Enzima revolucionária
André Costa
André Costa
| 28-04-2026
Equipe de Astronomia · Equipe de Astronomia
Enzima revolucionária

Avanço científico pode mudar a bioenergia

Uma descoberta liderada por pesquisadores do Centro Nacional de Pesquisa em Energia e Materiais (CNPEM) pode representar um marco importante para o setor de bioenergia no Brasil.
O estudo aponta caminhos para aumentar a eficiência na produção de biocombustíveis, especialmente o etanol de segunda geração.
A pesquisa identificou um mecanismo molecular inédito relacionado ao funcionamento de enzimas responsáveis pela quebra da biomassa vegetal — uma das etapas mais desafiadoras na produção de energia renovável a partir de resíduos agrícolas.

Como a biomassa é quebrada

O estudo revelou que determinadas enzimas atuam por meio de um processo chamado catálise processiva. Nesse mecanismo, a enzima permanece ligada à cadeia molecular durante várias reações consecutivas, sem se desprender a cada etapa.
Na prática, isso permite uma degradação mais contínua e eficiente de compostos como os beta-glucanos, presentes em plantas, fungos e algas, e fundamentais para aplicações industriais ligadas à bioenergia.
Esse comportamento difere dos modelos tradicionais, nos quais as enzimas se desprendem com frequência, reduzindo a eficiência global do processo.

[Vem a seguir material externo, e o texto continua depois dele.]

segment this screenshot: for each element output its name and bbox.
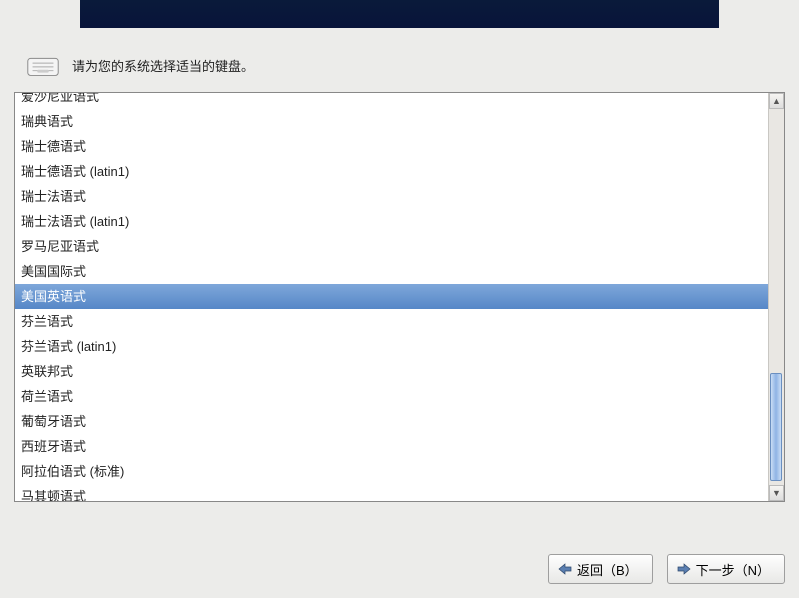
list-item[interactable]: 瑞士德语式 [15, 134, 768, 159]
keyboard-icon [24, 50, 62, 80]
back-button[interactable]: 返回（B） [548, 554, 653, 584]
arrow-left-icon [557, 562, 573, 576]
prompt-row: 请为您的系统选择适当的键盘。 [24, 50, 759, 80]
list-item[interactable]: 美国国际式 [15, 259, 768, 284]
list-item[interactable]: 爱沙尼亚语式 [15, 93, 768, 109]
list-item[interactable]: 瑞典语式 [15, 109, 768, 134]
scrollbar[interactable]: ▲ ▼ [768, 93, 784, 501]
list-item[interactable]: 阿拉伯语式 (标准) [15, 459, 768, 484]
list-item[interactable]: 荷兰语式 [15, 384, 768, 409]
next-label: 下一步（N） [696, 560, 770, 579]
list-item[interactable]: 瑞士法语式 (latin1) [15, 209, 768, 234]
scroll-up-arrow[interactable]: ▲ [769, 93, 784, 109]
list-inner[interactable]: 爱沙尼亚语式瑞典语式瑞士德语式瑞士德语式 (latin1)瑞士法语式瑞士法语式 … [15, 93, 768, 501]
list-item[interactable]: 英联邦式 [15, 359, 768, 384]
back-label: 返回（B） [577, 560, 638, 579]
scroll-down-arrow[interactable]: ▼ [769, 485, 784, 501]
arrow-right-icon [676, 562, 692, 576]
prompt-text: 请为您的系统选择适当的键盘。 [72, 56, 254, 75]
list-item[interactable]: 美国英语式 [15, 284, 768, 309]
list-item[interactable]: 瑞士法语式 [15, 184, 768, 209]
list-item[interactable]: 芬兰语式 [15, 309, 768, 334]
list-item[interactable]: 瑞士德语式 (latin1) [15, 159, 768, 184]
button-row: 返回（B） 下一步（N） [548, 554, 785, 584]
list-item[interactable]: 罗马尼亚语式 [15, 234, 768, 259]
scroll-thumb[interactable] [770, 373, 782, 481]
list-item[interactable]: 马其顿语式 [15, 484, 768, 501]
next-button[interactable]: 下一步（N） [667, 554, 785, 584]
list-item[interactable]: 西班牙语式 [15, 434, 768, 459]
list-item[interactable]: 葡萄牙语式 [15, 409, 768, 434]
title-bar [80, 0, 719, 28]
list-item[interactable]: 芬兰语式 (latin1) [15, 334, 768, 359]
keyboard-list: 爱沙尼亚语式瑞典语式瑞士德语式瑞士德语式 (latin1)瑞士法语式瑞士法语式 … [14, 92, 785, 502]
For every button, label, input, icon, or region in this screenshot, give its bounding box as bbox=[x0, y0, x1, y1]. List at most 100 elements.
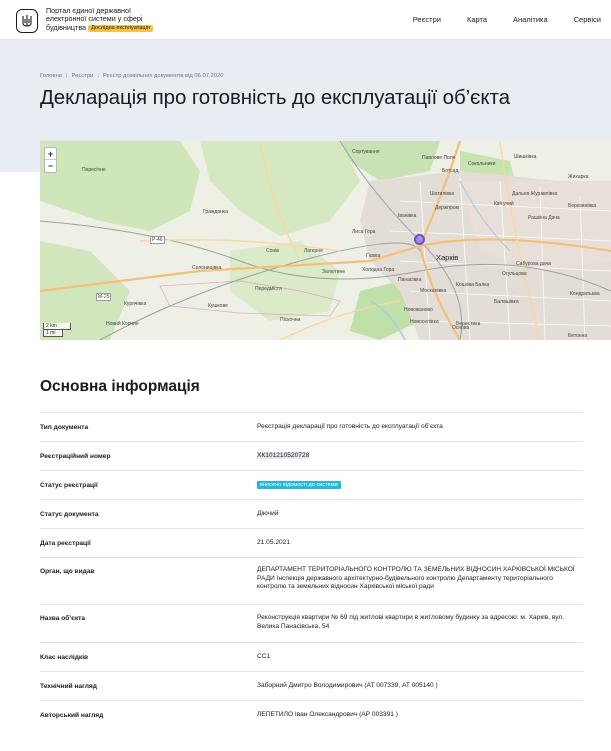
breadcrumb: Головна | Реєстри | Реєстр дозвільних до… bbox=[40, 73, 223, 79]
row-value: ЛЕПЕТИЛО Іван Олександрович (АР 003391 ) bbox=[257, 711, 398, 718]
row-label: Назва об’єкта bbox=[40, 615, 86, 622]
map-label: Піскочни bbox=[280, 317, 301, 323]
nav-registries[interactable]: Реєстри bbox=[413, 15, 441, 24]
map-label: Курячівка bbox=[124, 301, 147, 307]
map-label: Сокольники bbox=[468, 161, 496, 167]
map-label: Квітучий bbox=[494, 201, 514, 207]
site-header: Портал єдиної державної електронної сист… bbox=[0, 0, 611, 40]
beta-badge: Дослідна експлуатація bbox=[88, 24, 153, 32]
map-label: Вереєтика bbox=[456, 321, 481, 327]
row-value: СС1 bbox=[257, 653, 271, 660]
map-view[interactable]: + − Пересічне Сортування Павлове Поле Со… bbox=[40, 141, 611, 340]
breadcrumb-registries[interactable]: Реєстри bbox=[72, 73, 94, 79]
zoom-in-button[interactable]: + bbox=[45, 148, 56, 160]
table-row: Статус документа Діючий bbox=[40, 499, 583, 528]
map-label: Жихарка bbox=[568, 174, 589, 180]
table-row: Дата реєстрації 21.05.2021 bbox=[40, 528, 583, 557]
table-row: Орган, що видав ДЕПАРТАМЕНТ ТЕРИТОРІАЛЬН… bbox=[40, 557, 583, 604]
map-city-label: Харків bbox=[436, 253, 459, 262]
map-label: Лагерне bbox=[304, 248, 323, 254]
row-label: Авторський нагляд bbox=[40, 712, 104, 719]
zoom-out-button[interactable]: − bbox=[45, 160, 56, 172]
row-value: 21.05.2021 bbox=[257, 539, 291, 546]
map-label: Новий Корчин bbox=[106, 321, 139, 327]
table-row: Тип документа Реєстрація декларації про … bbox=[40, 412, 583, 441]
map-label: Шатилівка bbox=[430, 191, 455, 197]
map-label: Холодна Гора bbox=[362, 267, 395, 273]
map-label: Бетонна bbox=[568, 333, 588, 339]
trident-icon bbox=[22, 15, 32, 27]
table-row: Клас наслідків СС1 bbox=[40, 642, 583, 671]
map-label: Лиса Гора bbox=[352, 229, 376, 235]
row-label: Технічний нагляд bbox=[40, 683, 97, 690]
row-value: Діючий bbox=[257, 510, 279, 517]
row-value: Реєстрація декларації про готовність до … bbox=[257, 423, 443, 430]
map-label: Новожаново bbox=[404, 307, 433, 313]
map-label: Новоселівка bbox=[410, 319, 439, 325]
row-label: Клас наслідків bbox=[40, 654, 89, 661]
map-label: Держпром bbox=[435, 205, 459, 211]
nav-map[interactable]: Карта bbox=[467, 15, 487, 24]
table-row: Реєстраційний номер ХК101210520728 bbox=[40, 441, 583, 470]
map-label: Ботсад bbox=[442, 168, 459, 174]
trident-logo-icon[interactable] bbox=[16, 9, 38, 33]
scale-mi: 1 mi bbox=[43, 330, 63, 337]
row-label: Дата реєстрації bbox=[40, 540, 91, 547]
breadcrumb-separator: | bbox=[97, 73, 99, 79]
map-label: Панасівка bbox=[398, 277, 422, 283]
map-tiles[interactable] bbox=[40, 141, 611, 340]
row-value: Реконструкція квартири № 69 під житлові … bbox=[257, 614, 565, 630]
map-label: Гієвка bbox=[366, 253, 381, 259]
row-label: Реєстраційний номер bbox=[40, 453, 111, 460]
registration-number: ХК101210520728 bbox=[257, 452, 310, 459]
brand-line-3: будівництва bbox=[46, 22, 87, 32]
scale-km: 2 km bbox=[43, 323, 71, 330]
map-label: Балашівка bbox=[494, 299, 519, 305]
road-shield-m25: М-25 bbox=[96, 293, 112, 301]
row-label: Орган, що видав bbox=[40, 568, 95, 575]
row-label: Статус реєстрації bbox=[40, 482, 98, 489]
map-label: Березинівка bbox=[568, 203, 597, 209]
table-row: Технічний нагляд Заборний Дмитро Володим… bbox=[40, 671, 583, 700]
map-label: Пересічне bbox=[82, 167, 106, 173]
page-title: Декларація про готовність до експлуатаці… bbox=[40, 86, 510, 109]
map-scale: 2 km 1 mi bbox=[43, 323, 71, 337]
map-label: Шишківка bbox=[514, 154, 537, 160]
map-label: Павлове Поле bbox=[422, 155, 456, 161]
row-value: ДЕПАРТАМЕНТ ТЕРИТОРІАЛЬНОГО КОНТРОЛЮ ТА … bbox=[257, 566, 575, 590]
map-label: Кушкове bbox=[208, 303, 228, 309]
map-label: Солоницівка bbox=[192, 265, 222, 271]
info-table: Тип документа Реєстрація декларації про … bbox=[40, 412, 583, 729]
zoom-controls: + − bbox=[44, 147, 57, 173]
table-row: Авторський нагляд ЛЕПЕТИЛО Іван Олександ… bbox=[40, 700, 583, 729]
table-row: Статус реєстрації внесено відомості до с… bbox=[40, 470, 583, 499]
map-label: Рашкіна Дача bbox=[528, 215, 560, 221]
nav-analytics[interactable]: Аналітика bbox=[513, 15, 548, 24]
map-label: Москалівка bbox=[420, 288, 447, 294]
map-label: Гражданка bbox=[203, 209, 228, 215]
brand-title[interactable]: Портал єдиної державної електронної сист… bbox=[46, 6, 176, 32]
main-nav: Реєстри Карта Аналітика Сервіси bbox=[413, 15, 601, 24]
road-shield-p46: Р-46 bbox=[150, 236, 165, 244]
map-label: Сабурова дача bbox=[516, 261, 551, 267]
breadcrumb-current[interactable]: Реєстр дозвільних документів від 06.07.2… bbox=[103, 73, 224, 79]
row-value: Заборний Дмитро Володимирович (АТ 007339… bbox=[257, 682, 438, 689]
map-label: Кошова Балка bbox=[456, 282, 490, 288]
map-label: Огульцова bbox=[502, 271, 527, 277]
status-badge: внесено відомості до системи bbox=[257, 481, 341, 489]
breadcrumb-separator: | bbox=[66, 73, 68, 79]
row-label: Статус документа bbox=[40, 511, 99, 518]
map-label: Сортування bbox=[352, 149, 380, 155]
map-label: Залютине bbox=[322, 269, 345, 275]
map-label: Дальня Журавлівка bbox=[512, 191, 558, 197]
nav-services[interactable]: Сервіси bbox=[574, 15, 601, 24]
table-row: Назва об’єкта Реконструкція квартири № 6… bbox=[40, 604, 583, 642]
map-label: Іванівка bbox=[398, 213, 417, 219]
location-marker-icon[interactable] bbox=[414, 234, 425, 245]
map-label: Сонів bbox=[266, 248, 279, 254]
breadcrumb-home[interactable]: Головна bbox=[40, 73, 62, 79]
map-label: Кондратьєва bbox=[570, 291, 600, 297]
map-label: Передмістя bbox=[255, 286, 282, 292]
row-label: Тип документа bbox=[40, 424, 89, 431]
section-title: Основна інформація bbox=[40, 378, 200, 395]
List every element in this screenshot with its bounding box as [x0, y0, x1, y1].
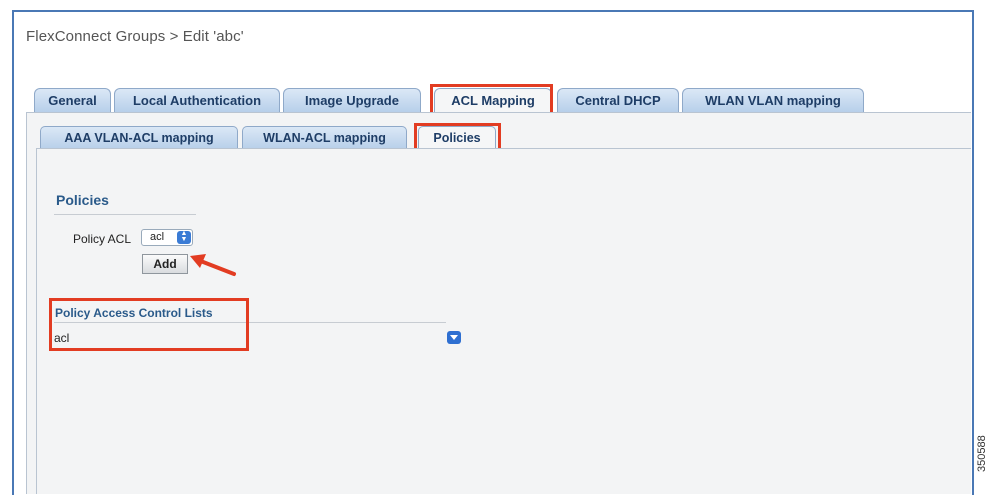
subtab-wlan-acl-mapping[interactable]: WLAN-ACL mapping — [242, 126, 407, 148]
figure-id: 350588 — [976, 435, 988, 472]
tab-central-dhcp[interactable]: Central DHCP — [557, 88, 679, 112]
tab-image-upgrade[interactable]: Image Upgrade — [283, 88, 421, 112]
add-button[interactable]: Add — [142, 254, 188, 274]
highlight-policy-acl-list — [49, 298, 249, 351]
tab-general[interactable]: General — [34, 88, 111, 112]
policy-acl-select[interactable]: acl ▲ ▼ — [141, 229, 193, 246]
dropdown-arrow-icon[interactable] — [447, 331, 461, 344]
policy-acl-value: acl — [150, 231, 165, 243]
tab-wlan-vlan-mapping[interactable]: WLAN VLAN mapping — [682, 88, 864, 112]
subtab-aaa-vlan-acl-mapping[interactable]: AAA VLAN-ACL mapping — [40, 126, 238, 148]
spinner-icon: ▲ ▼ — [177, 230, 191, 244]
policies-divider — [54, 214, 196, 215]
subtab-bar: AAA VLAN-ACL mapping WLAN-ACL mapping Po… — [36, 122, 970, 150]
highlight-acl-mapping — [430, 84, 553, 115]
highlight-policies — [414, 123, 501, 151]
arrow-icon — [190, 254, 236, 276]
policy-acl-label: Policy ACL — [73, 232, 132, 246]
policies-heading: Policies — [56, 192, 109, 208]
page-title: FlexConnect Groups > Edit 'abc' — [26, 28, 244, 45]
tab-local-authentication[interactable]: Local Authentication — [114, 88, 280, 112]
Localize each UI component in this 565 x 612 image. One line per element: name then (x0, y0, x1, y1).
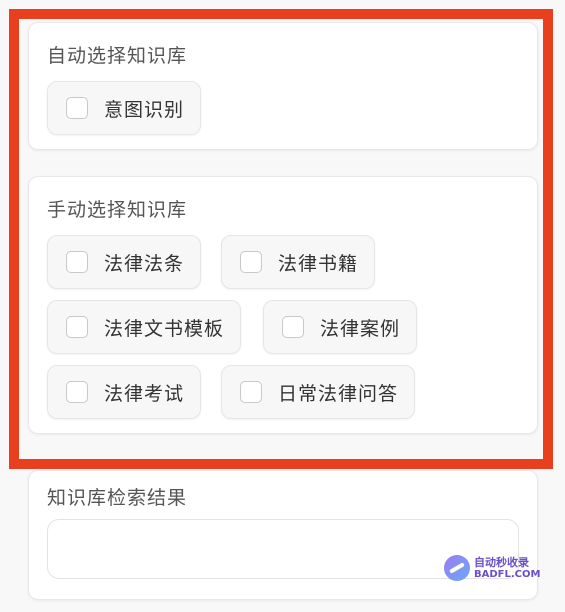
checkbox[interactable] (66, 251, 88, 273)
option-legal-cases[interactable]: 法律案例 (263, 300, 418, 354)
option-intent-recognition[interactable]: 意图识别 (47, 81, 202, 135)
checkbox[interactable] (66, 316, 88, 338)
option-legal-books[interactable]: 法律书籍 (221, 235, 376, 289)
manual-select-panel: 手动选择知识库 法律法条 法律书籍 法律文书模板 法律案例 法律考试 日常法律问… (28, 176, 538, 434)
watermark-line1: 自动秒收录 (474, 555, 529, 569)
option-label: 意图识别 (104, 98, 185, 121)
option-label: 法律案例 (320, 317, 401, 340)
option-label: 法律文书模板 (104, 317, 225, 340)
auto-select-panel: 自动选择知识库 意图识别 (28, 22, 538, 150)
option-legal-document-templates[interactable]: 法律文书模板 (47, 300, 242, 354)
checkbox[interactable] (66, 381, 88, 403)
watermark: 自动秒收录 BADFL.COM (444, 555, 540, 581)
option-label: 法律书籍 (278, 252, 359, 275)
option-label: 法律考试 (104, 382, 185, 405)
retrieval-results-title: 知识库检索结果 (47, 487, 188, 509)
checkbox[interactable] (240, 251, 262, 273)
option-daily-legal-qa[interactable]: 日常法律问答 (221, 365, 416, 419)
checkbox[interactable] (66, 97, 88, 119)
checkbox[interactable] (282, 316, 304, 338)
auto-select-title: 自动选择知识库 (47, 45, 188, 67)
option-legal-exams[interactable]: 法律考试 (47, 365, 202, 419)
watermark-line2: BADFL.COM (474, 568, 541, 580)
watermark-logo-icon (444, 555, 470, 581)
option-label: 日常法律问答 (278, 382, 399, 405)
option-label: 法律法条 (104, 252, 185, 275)
option-legal-statutes[interactable]: 法律法条 (47, 235, 202, 289)
checkbox[interactable] (240, 381, 262, 403)
manual-select-title: 手动选择知识库 (47, 199, 188, 221)
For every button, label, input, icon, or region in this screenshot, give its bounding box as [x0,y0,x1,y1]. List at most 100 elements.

Potencial para a produção de biocombustíveis

A compreensão detalhada desse mecanismo pode abrir caminho para o desenvolvimento de tecnologias mais avançadas na conversão de biomassa em açúcares fermentáveis, etapa essencial para a produção de etanol celulósico.
Atualmente, um dos principais desafios do setor é justamente a dificuldade de quebrar estruturas complexas da biomassa vegetal, como a celulose, que atua como uma barreira natural no processo de conversão energética.
Com enzimas mais eficientes, especialistas apontam que seria possível:
- reduzir custos industriais;
- aumentar o rendimento da produção;
- ampliar a competitividade dos biocombustíveis.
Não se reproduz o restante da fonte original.